Ever have days when your kids are awesome, like they’re pictures of beauty and grace and even Mary Poppins would be jealous of how good you’ve got it? So do I! There are days where I’m just amazed by how grown up either of them are – Isla showing so much care and compassion and Norah taking great strides in her independency and personality. It makes my heart burst and my ovaries weak and then I want 1,000 more babies. (Much to my husband’s terror.) I post the crap out of those moments on social media because who doesn’t want to read about or see how amazing my little darlings are? No one! Everyone thinks that life going so wonderfully and life is roses and then?

Then they turn into Ivan Drago and I’m Apollo Creed and Rocky Balboa is nowhere to be found to avenge my death.

ivan

It just goes to show that parenthood, no matter how shiny and magical it appears online, there’s always those moments that we don’t always speak of. Those moments where we feel like we’ve been pushed to our mental breaking points and we just want to give up.

I’ve had a lot of these moments lately and it has turned me into a hot mess of a mom. Forgetting what time school starts? Check. Completely forgetting details about something I was told less than a hour before? Absolutely. I can feel myself slowly breaking; The whining. The sleep strikes. The attitude. Little by little, it all slowly adds up and suddenly it’s 3 a.m. and I’m sitting on the floor outside of the bedroom doors in tears because I’ve finally been pushed to my breaking point.

Moments like these certainly have shut my ovaries up more than once and while I know that it’s absolutely a phase and “this too shall pass,” it’s sometimes hard to look past it all.
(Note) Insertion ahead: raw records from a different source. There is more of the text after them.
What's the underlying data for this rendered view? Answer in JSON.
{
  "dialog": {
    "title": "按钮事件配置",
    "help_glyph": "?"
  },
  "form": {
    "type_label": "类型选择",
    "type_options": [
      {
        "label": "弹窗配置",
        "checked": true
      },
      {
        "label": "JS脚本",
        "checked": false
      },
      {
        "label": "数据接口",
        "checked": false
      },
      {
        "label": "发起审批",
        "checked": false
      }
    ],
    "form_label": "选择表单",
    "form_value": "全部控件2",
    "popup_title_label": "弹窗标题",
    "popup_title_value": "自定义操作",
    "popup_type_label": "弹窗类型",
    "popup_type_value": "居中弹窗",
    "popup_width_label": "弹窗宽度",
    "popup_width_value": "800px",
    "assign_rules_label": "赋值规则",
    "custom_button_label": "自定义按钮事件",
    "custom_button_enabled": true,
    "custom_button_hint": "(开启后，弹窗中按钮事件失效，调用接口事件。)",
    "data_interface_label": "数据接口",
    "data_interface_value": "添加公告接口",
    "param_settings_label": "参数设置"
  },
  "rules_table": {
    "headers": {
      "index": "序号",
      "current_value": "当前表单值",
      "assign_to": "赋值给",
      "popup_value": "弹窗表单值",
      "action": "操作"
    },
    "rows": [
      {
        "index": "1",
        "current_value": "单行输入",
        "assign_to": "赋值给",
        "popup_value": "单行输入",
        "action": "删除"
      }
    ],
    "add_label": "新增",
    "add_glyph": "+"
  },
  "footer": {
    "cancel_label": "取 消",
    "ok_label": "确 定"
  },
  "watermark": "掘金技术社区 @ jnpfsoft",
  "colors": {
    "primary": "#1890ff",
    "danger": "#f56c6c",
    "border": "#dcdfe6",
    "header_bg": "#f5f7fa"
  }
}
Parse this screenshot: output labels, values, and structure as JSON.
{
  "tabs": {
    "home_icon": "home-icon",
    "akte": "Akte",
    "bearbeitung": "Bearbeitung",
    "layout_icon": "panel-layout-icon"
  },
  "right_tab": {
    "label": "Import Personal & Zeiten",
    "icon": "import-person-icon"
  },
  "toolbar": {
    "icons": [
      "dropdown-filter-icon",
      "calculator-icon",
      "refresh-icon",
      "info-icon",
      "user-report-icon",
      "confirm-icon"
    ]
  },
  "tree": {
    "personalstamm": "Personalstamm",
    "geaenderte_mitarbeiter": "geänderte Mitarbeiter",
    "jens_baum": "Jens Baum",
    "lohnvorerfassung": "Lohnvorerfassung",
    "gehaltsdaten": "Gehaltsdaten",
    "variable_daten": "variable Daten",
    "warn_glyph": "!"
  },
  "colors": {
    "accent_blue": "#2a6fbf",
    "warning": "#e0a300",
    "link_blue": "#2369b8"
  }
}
Thankfully, I have a great support system that’s been there more than once to pick up the pieces and glue my sanity together. (I’m looking at you, my dear husband/Rocky stand-in!) I’m reminded that sometimes when things are the hardest it’s okay to shove my own parenting rules aside if it means my mental wellbeing stays intact.

Find peace in knowing that your kids aren’t the only ones with inner Ivan Dragos, and it’s okay to let the world know that. Together we’re stronger and if we support one another we’ll always have someone to help push us back into sanity.